April 16, 2026
My SEO Strategy as a Solo Developer
I built API Alerts. It’s a notification routing service for developers. I’ve been working on it for a while now and it’s at the point where the product is solid but nobody really knows about it.
I ran an Ahrefs authority check today. apialerts.com is at 2.9. mononz.com (this site) is at 0. Literally zero. That’s where we’re starting from.

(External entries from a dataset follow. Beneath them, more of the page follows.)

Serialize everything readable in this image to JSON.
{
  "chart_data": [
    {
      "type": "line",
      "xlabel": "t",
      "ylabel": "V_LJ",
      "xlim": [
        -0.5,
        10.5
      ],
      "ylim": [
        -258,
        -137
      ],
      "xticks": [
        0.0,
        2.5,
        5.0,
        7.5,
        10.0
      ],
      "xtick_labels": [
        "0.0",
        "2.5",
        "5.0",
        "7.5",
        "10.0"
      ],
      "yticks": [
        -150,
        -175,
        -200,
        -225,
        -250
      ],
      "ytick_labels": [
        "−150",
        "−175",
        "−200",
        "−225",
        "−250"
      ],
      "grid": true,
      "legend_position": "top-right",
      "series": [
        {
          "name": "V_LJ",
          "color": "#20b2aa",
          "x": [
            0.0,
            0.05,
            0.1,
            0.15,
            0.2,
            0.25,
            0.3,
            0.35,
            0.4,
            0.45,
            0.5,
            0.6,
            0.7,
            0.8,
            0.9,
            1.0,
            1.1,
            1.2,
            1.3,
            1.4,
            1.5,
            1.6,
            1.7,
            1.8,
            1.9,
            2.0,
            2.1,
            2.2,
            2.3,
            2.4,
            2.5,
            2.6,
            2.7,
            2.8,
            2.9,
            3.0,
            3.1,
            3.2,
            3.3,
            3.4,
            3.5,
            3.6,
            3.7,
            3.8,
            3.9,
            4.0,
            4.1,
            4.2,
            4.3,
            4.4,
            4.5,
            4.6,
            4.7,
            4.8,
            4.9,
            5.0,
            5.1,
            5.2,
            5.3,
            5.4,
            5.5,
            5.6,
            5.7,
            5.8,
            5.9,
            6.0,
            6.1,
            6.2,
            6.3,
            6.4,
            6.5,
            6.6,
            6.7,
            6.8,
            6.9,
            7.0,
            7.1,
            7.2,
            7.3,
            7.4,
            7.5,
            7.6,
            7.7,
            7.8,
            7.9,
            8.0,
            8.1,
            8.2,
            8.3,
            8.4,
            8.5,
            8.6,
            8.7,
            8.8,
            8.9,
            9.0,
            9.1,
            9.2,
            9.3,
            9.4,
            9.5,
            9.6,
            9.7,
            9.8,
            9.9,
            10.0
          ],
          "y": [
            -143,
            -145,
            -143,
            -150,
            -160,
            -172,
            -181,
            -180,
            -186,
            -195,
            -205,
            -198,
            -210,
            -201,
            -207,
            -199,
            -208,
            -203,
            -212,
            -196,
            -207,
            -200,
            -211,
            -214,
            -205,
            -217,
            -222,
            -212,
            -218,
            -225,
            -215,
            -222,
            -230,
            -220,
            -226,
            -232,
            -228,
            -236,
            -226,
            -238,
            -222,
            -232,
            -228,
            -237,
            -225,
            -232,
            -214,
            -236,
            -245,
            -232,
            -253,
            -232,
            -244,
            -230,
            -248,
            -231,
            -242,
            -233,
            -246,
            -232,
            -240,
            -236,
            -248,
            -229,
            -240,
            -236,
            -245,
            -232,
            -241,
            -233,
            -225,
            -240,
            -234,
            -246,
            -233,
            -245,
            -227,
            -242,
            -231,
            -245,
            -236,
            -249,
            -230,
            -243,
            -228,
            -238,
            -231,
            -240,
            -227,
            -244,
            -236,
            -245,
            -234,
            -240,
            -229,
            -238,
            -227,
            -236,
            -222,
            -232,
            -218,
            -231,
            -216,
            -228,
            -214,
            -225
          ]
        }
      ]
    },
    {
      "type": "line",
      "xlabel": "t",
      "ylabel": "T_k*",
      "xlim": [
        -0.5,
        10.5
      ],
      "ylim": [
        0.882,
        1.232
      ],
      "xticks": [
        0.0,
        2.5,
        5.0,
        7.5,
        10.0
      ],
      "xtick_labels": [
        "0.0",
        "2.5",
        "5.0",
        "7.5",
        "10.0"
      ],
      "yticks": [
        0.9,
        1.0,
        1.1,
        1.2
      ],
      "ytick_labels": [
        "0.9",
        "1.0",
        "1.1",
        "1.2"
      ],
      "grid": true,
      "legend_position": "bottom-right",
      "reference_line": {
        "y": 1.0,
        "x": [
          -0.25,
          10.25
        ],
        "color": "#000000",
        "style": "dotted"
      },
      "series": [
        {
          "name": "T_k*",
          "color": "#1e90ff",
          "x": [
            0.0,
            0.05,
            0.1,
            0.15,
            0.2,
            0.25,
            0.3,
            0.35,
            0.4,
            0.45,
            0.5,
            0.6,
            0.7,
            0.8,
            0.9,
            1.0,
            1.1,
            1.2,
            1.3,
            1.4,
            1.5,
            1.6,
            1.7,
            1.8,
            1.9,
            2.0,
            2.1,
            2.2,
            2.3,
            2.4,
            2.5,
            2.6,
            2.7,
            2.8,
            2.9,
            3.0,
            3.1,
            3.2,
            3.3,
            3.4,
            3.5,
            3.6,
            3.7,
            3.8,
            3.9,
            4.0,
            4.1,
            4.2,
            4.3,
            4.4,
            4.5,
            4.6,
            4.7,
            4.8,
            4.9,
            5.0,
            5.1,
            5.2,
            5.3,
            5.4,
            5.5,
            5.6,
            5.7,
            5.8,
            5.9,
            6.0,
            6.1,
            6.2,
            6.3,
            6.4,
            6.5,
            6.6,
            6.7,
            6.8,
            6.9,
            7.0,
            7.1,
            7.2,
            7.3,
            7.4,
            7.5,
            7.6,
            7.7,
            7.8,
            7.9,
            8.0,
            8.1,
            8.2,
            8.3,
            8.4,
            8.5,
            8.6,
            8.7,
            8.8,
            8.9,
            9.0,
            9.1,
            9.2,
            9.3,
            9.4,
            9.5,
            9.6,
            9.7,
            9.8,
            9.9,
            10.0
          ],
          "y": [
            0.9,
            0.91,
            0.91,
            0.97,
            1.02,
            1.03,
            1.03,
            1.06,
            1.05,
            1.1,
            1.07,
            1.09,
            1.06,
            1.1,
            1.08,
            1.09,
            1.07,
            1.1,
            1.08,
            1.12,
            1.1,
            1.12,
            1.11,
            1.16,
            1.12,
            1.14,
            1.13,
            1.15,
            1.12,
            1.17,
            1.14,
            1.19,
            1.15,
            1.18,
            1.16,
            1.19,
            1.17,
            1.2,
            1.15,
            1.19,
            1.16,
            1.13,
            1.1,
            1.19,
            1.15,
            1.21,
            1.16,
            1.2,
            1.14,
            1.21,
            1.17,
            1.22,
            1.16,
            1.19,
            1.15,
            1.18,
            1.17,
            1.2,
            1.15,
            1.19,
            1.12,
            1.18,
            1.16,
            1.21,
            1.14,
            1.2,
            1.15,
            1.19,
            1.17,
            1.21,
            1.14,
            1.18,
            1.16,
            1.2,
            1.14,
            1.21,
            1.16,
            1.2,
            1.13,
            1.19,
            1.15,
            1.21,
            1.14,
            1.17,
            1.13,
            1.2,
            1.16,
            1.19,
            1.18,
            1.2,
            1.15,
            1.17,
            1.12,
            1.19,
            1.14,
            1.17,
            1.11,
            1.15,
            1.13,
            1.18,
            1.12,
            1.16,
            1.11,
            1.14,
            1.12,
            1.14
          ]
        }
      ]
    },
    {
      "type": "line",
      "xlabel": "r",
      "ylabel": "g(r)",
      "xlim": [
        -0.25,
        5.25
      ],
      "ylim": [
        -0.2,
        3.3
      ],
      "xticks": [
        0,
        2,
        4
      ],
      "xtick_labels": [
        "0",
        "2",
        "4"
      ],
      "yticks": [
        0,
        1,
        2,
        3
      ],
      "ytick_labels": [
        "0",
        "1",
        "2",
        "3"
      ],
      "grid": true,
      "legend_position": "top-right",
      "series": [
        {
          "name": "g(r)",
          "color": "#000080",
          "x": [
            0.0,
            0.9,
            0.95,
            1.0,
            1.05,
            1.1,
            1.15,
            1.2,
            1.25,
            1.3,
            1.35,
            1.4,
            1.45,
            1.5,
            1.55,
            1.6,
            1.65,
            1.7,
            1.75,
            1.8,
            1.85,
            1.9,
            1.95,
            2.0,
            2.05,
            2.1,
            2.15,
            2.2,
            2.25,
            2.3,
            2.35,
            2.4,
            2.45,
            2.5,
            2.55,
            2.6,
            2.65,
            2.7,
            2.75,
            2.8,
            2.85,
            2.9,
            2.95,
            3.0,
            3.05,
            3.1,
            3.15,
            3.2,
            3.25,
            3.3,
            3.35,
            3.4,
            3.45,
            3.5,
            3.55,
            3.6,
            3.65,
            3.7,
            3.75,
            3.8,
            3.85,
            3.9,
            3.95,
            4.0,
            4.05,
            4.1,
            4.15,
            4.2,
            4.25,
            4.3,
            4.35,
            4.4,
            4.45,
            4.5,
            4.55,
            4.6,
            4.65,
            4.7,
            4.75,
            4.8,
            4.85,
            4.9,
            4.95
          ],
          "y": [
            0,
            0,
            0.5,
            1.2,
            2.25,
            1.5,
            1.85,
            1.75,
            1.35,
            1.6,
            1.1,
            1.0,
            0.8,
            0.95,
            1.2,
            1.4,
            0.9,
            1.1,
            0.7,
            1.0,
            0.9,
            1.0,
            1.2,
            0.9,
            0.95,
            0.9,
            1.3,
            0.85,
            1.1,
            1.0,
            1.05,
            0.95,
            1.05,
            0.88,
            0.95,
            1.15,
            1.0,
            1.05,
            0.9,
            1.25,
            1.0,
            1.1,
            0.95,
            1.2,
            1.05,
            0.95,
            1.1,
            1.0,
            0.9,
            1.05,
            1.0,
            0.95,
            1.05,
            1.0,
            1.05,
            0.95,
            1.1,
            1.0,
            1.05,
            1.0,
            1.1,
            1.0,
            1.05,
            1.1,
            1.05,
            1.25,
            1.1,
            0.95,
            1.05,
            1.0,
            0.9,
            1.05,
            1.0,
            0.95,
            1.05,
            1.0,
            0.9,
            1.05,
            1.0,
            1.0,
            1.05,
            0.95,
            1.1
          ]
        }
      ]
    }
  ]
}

I don’t have a marketing budget. I don’t have a team. I have a blog and some spare time between my day job and playing with my cat. So here’s what I’m actually doing.
The problem
I can build things. I’m pretty good at that. What I’m not good at is getting people to find them. I built API Alerts, I built Hooks (a free webhook tester), I built Hapi (API health checks). They all work. They’re all useful. But if nobody knows they exist, it doesn’t really matter.
SEO feels like the only sustainable option for a solo dev. Paid ads cost money I don’t want to spend. Social media is a treadmill. But content that ranks on Google keeps working while I sleep.
What I’m doing
This blog. You’re reading it. I’m writing here on mononz.com about what I’m building, then cross-posting the good stuff to dev.to. The canonical URL points back here so that Google credits mononz.com as the source. dev.to gives me reach and community discovery, mononz.com gets the authority over time. That’s the theory anyway.
Free tools as awareness. Hooks and Hapi aren’t just side projects. If someone searches “free webhook tester” or “api health check tool” and finds one of my tools, they also find API Alerts. They’re top-of-funnel plays that happen to be genuinely useful on their own.
The API Alerts blog. Product-focused content that targets high-intent keywords. Stuff like “how to get CI/CD build notifications” or “monitor GitHub Actions with push alerts.” People searching for those are already looking for a solution. That blog lives at apialerts.com/blog.
dev.to and Indie Hackers. Cross-posting from here when a post fits those audiences. The dev.to community is great for reach and the domain authority doesn’t hurt. I also have an API Alerts dev.to org but I’m honestly not sure how much I’ll use that vs just posting from my personal account.
Twitter/X. I have @api_alerts set up. Haven’t posted anything yet. I need to start.
What I’m not doing
I’m not doing outreach or guest posting. I’m not buying backlinks. I’m not doing keyword research spreadsheets. Maybe I should be, but realistically I know I won’t keep that up. I’d rather spend that time building things and writing about them.
Will it work?
I genuinely don’t know. Domain authority of 0 is humbling. But it was always going to start at 0 and the only way to change that is to start publishing and see what happens.
My friend has a personal blog and one of his posts ranks 3rd on Google for a specific Swift query. He didn’t write it for SEO. He just wrote about something he cared about and it happened to be something people search for. That’s basically my entire strategy. Write about real stuff, publish it consistently, and hope some of it sticks.
Check back in 6 months and I’ll let you know how it went.